With a safe Republican seat in Congress, it really does seem plausible that this was simply a retirement based on a desire to move on in life, after such a lengthy time of service.

But in the process, Myrick leaves behind a lengthy record — of some amazing comments about alleged Muslim infiltration of the United States. So before we lose the chance, let’s relive the memories.

Way back in 2003, Myrick said at a Heritage Foundation event on national security, during the Q&A session: “You know, and this can be misconstrued, but honest to goodness (husband) Ed and I for years, for 20 years, have been saying, ‘You know, look at who runs all the convenience stores across the country.’ Every little town you go into, you know?”

In October 2009, Myrick joined with thee other House members, Paul Broun (R-GA), Trent Franks (R-AZ), and John Shadegg (R-AZ), to call for an investigation of Muslim interns on Capitol Hill. The allegation was that they were part of a radical Islamist conspiracy to infiltrate the House of Representatives, by seeking positions on key national security-related committees.

The source was a book, Muslim Mafia: Inside the Secret Underworld That’s Conspiring to Islamize America, based on a co-writer’s infiltration of the Council on American-Islamic Relations disguised as a recent Muslim convert. (The same author has also referred to President Obama as “our Muslim leader,” and claimed to have personally found Iraqi weapons of mass destruction as an Air Force agent — but the weapons were then stolen from under our noses by the Syrians.)

Myrick wrote the foreword for the book, which was published by World Net Daily — the right-wing news site best known for being the chief organ for “Birther” conspiracy theories opposing President Obama’s eligibility to hold office.

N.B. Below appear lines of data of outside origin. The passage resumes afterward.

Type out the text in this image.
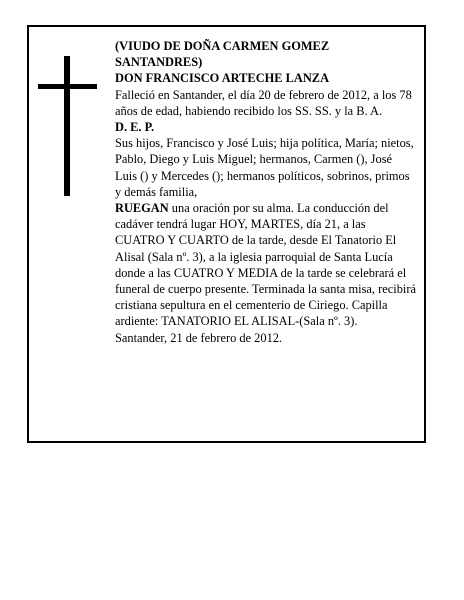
(VIUDO DE DOÑA CARMEN GOMEZ SANTANDRES)

DON FRANCISCO ARTECHE LANZA

Falleció en Santander, el día 20 de febrero de 2012, a los 78 años de edad, habiendo recibido los SS. SS. y la B. A.

D. E. P.

Sus hijos, Francisco y José Luis; hija política, María; nietos, Pablo, Diego y Luis Miguel; hermanos, Carmen (), José Luis () y Mercedes (); hermanos políticos, sobrinos, primos y demás familia,

RUEGAN una oración por su alma. La conducción del cadáver tendrá lugar HOY, MARTES, día 21, a las CUATRO Y CUARTO de la tarde, desde El Tanatorio El Alisal (Sala nº. 3), a la iglesia parroquial de Santa Lucía donde a las CUATRO Y MEDIA de la tarde se celebrará el funeral de cuerpo presente. Terminada la santa misa, recibirá cristiana sepultura en el cementerio de Ciriego. Capilla ardiente: TANATORIO EL ALISAL-(Sala nº. 3).

Santander, 21 de febrero de 2012.
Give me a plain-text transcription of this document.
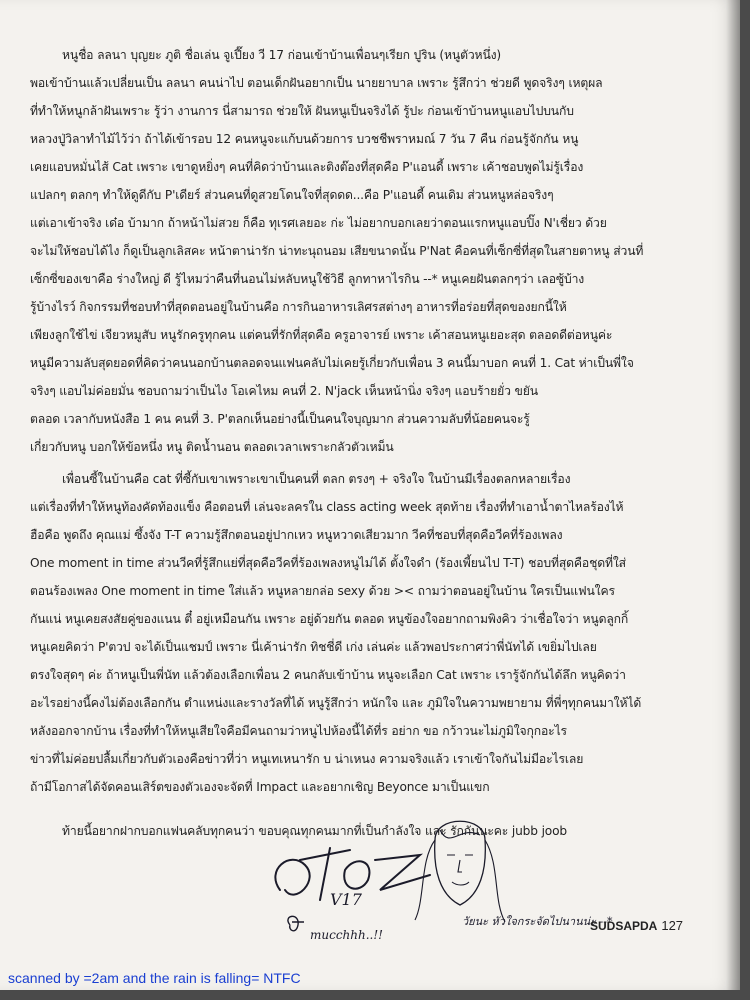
หนูชื่อ ลลนา บุญยะ ภูติ ชื่อเล่น จูเปี๊ยง วี 17 ก่อนเข้าบ้านเพื่อนๆเรียก ปูริน (หนูตัวหนึ่ง)
พอเข้าบ้านแล้วเปลี่ยนเป็น ลลนา คนน่าไป ตอนเด็กฝันอยากเป็น นายยาบาล เพราะ รู้สึกว่า ช่วยดี พูดจริงๆ เหตุผล
ที่ทำให้หนูกล้าฝันเพราะ รู้ว่า งานการ นี่สามารถ ช่วยให้ ฝันหนูเป็นจริงได้ รู้ปะ ก่อนเข้าบ้านหนูแอบไปบนกับ
หลวงปู่วิลาทำไม้ไว้ว่า ถ้าได้เข้ารอบ 12 คนหนูจะแก้บนด้วยการ บวชชีพราหมณ์ 7 วัน 7 คืน ก่อนรู้จักกัน หนู
เคยแอบหมั่นไส้ Cat เพราะ เขาดูหยิ่งๆ คนที่คิดว่าบ้านและติงต๊องที่สุดคือ P'แอนดี้ เพราะ เค้าชอบพูดไม่รู้เรื่อง
แปลกๆ ตลกๆ ทำให้ดูดีกับ P'เดียร์ ส่วนคนที่ดูสวยโดนใจที่สุดดด...คือ P'แอนดี้ คนเดิม ส่วนหนูหล่อจริงๆ
แต่เอาเข้าจริง เด๋อ บ้ามาก ถ้าหน้าไม่สวย ก็คือ ทุเรศเลยอะ ก่ะ ไม่อยากบอกเลยว่าตอนแรกหนูแอบปิ๊ง N'เชี่ยว ด้วย
จะไม่ให้ชอบได้ไง ก็ดูเป็นลูกเลิสคะ หน้าตาน่ารัก น่าทะนุถนอม เสียขนาดนั้น P'Nat คือคนที่เซ็กซี่ที่สุดในสายตาหนู ส่วนที่
เซ็กซี่ของเขาคือ ร่างใหญ่ ดี รู้ไหมว่าคืนที่นอนไม่หลับหนูใช้วิธี ลูกทาหาไรกิน --* หนูเคยฝันตลกๆว่า เลอซู้บ้าง
รู้บ้างไรว์ กิจกรรมที่ชอบทำที่สุดตอนอยู่ในบ้านคือ การกินอาหารเลิศรสต่างๆ อาหารที่อร่อยที่สุดของยกนี้ให้
เพียงลูกใช้ไข่ เจียวหมูสับ หนูรักครูทุกคน แต่คนที่รักที่สุดคือ ครูอาจารย์ เพราะ เค้าสอนหนูเยอะสุด ตลอดดีต่อหนูค่ะ
หนูมีความลับสุดยอดที่คิดว่าคนนอกบ้านตลอดจนแฟนคลับไม่เคยรู้เกี่ยวกับเพื่อน 3 คนนี้มาบอก คนที่ 1. Cat ห่าเป็นพี่ใจ
จริงๆ แอบไม่ค่อยมั่น ชอบถามว่าเป็นไง โอเคไหม คนที่ 2. N'jack เห็นหน้านิ่ง จริงๆ แอบร้ายยั่ว ขยัน
ตลอด เวลากับหนังสือ 1 คน คนที่ 3. P'ตลกเห็นอย่างนี้เป็นคนใจบุญมาก ส่วนความลับที่น้อยคนจะรู้
เกี่ยวกับหนู บอกให้ข้อหนึ่ง หนู ติดน้ำนอน ตลอดเวลาเพราะกลัวตัวเหม็น
เพื่อนซี้ในบ้านคือ cat ที่ซี้กับเขาเพราะเขาเป็นคนที่ ตลก ตรงๆ + จริงใจ ในบ้านมีเรื่องตลกหลายเรื่อง
แต่เรื่องที่ทำให้หนูท้องคัดท้องแข็ง คือตอนที่ เล่นจะลครใน class acting week สุดท้าย เรื่องที่ทำเอาน้ำตาไหลร้องไห้
ฮือคือ พูดถึง คุณแม่ ซึ้งจัง T-T ความรู้สึกตอนอยู่ปากเหว หนูหวาดเสียวมาก วีคที่ชอบที่สุดคือวีคที่ร้องเพลง
One moment in time ส่วนวีคที่รู้สึกแย่ที่สุดคือวีคที่ร้องเพลงหนูไม่ได้ ตั้งใจดำ (ร้องเพี้ยนไป T-T) ชอบที่สุดคือชุดที่ใส่
ตอนร้องเพลง One moment in time ใส่แล้ว หนูหลายกล่อ sexy ด้วย >< ถามว่าตอนอยู่ในบ้าน ใครเป็นแฟนใคร
กันแน่ หนูเคยสงสัยคู่ของแนน ตี๋ อยู่เหมือนกัน เพราะ อยู่ด้วยกัน ตลอด หนูข้องใจอยากถามพิงคิว ว่าเชื่อใจว่า หนูดลูกกิ้
หนูเคยคิดว่า P'ตวป จะได้เป็นแชมป์ เพราะ นี่เค้าน่ารัก ทิชชี่ดี เก่ง เล่นค่ะ แล้วพอประกาศว่าพี่นัทได้ เขยิ่มไปเลย
ตรงใจสุดๆ ค่ะ ถ้าหนูเป็นพี่นัท แล้วต้องเลือกเพื่อน 2 คนกลับเข้าบ้าน หนูจะเลือก Cat เพราะ เรารู้จักกันได้ลึก หนูคิดว่า
อะไรอย่างนี้คงไม่ต้องเลือกกัน ตำแหน่งและรางวัลที่ได้ หนูรู้สึกว่า หนักใจ และ ภูมิใจในความพยายาม ที่พี่ๆทุกคนมาให้ได้
หลังออกจากบ้าน เรื่องที่ทำให้หนูเสียใจคือมีคนถามว่าหนูไปห้องนี้ได้ที่ร อย่าก ขอ กว้าวนะไม่ภูมิใจกุกอะไร
ข่าวที่ไม่ค่อยปลื้มเกี่ยวกับตัวเองคือข่าวที่ว่า หนูเทเหนารัก บ น่าเหนง ความจริงแล้ว เราเข้าใจกันไม่มีอะไรเลย
ถ้ามีโอกาสได้จัดคอนเสิร์ตของตัวเองจะจัดที่ Impact และอยากเชิญ Beyonce มาเป็นแขก
ท้ายนี้อยากฝากบอกแฟนคลับทุกคนว่า ขอบคุณทุกคนมากที่เป็นกำลังใจ และ รักกันนะคะ jubb joob
V17
mucchhh..!!
วัยนะ หัวใจกระจัดไปนานน่ะ --*
SUDSAPDA 127
scanned by =2am and the rain is falling= NTFC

Myrick also alleged that CAIR’s advocacy work on Capitol Hill amounted to lobbying, and called for the IRS to probe the group’s non-profit status.

A week later, Myrick and her compatriots officially filed a request with the House Seargent-At-Arms, from which no action was taken.

In January 2010, she launched a video series on YouTube, to discuss these security threats. “There is a lot of radicalization on the Internet today; there is radicalization in the mosques; there are people who have been indoctrinated into the same line of thinking that are now in positions in our government,” Myrick says in the “Beyond Terrorism” episode. “All of this is tied together. And we want to bring this to you over a period of time, so you can be educated.”

Then in March 2010, she continued to defend her comments from 2003, about the people who run convenience stores. “I wasn’t off the wall,” she said. “It may have come across that way, but you have to put it in context.”

(The context, she said, was a case in which a group of North Carolina-based men smuggled cigarettes and funneled the profits to the Lebanese group Hezbollah.)

And in June and July of 2010, she capped it off by warning of the ultimate foreign threat: Middle Eastern agents of Hezbollah joining Latino gangs, and sneaking across our southern border disguised as immigrants

“It really bothers me because here we are with a porous border, not really paying attention to who is coming over, what’s happening with Iran and Hugo Chavez and Venezuela,” Myrick said on Fox News. “We know that there are people going to Venezuela learning Spanish and then coming up through Mexico with fake documents trying to cross the border. If they’re stopped they say, ‘Well, I’m Mexican’ or Spanish.”

Myrick also added that a “border agent who really knows the difference in their language can tell that they aren’t Mexican. And so it’s very difficult if the agents aren’t really trained in linguistics to know that and they get across.”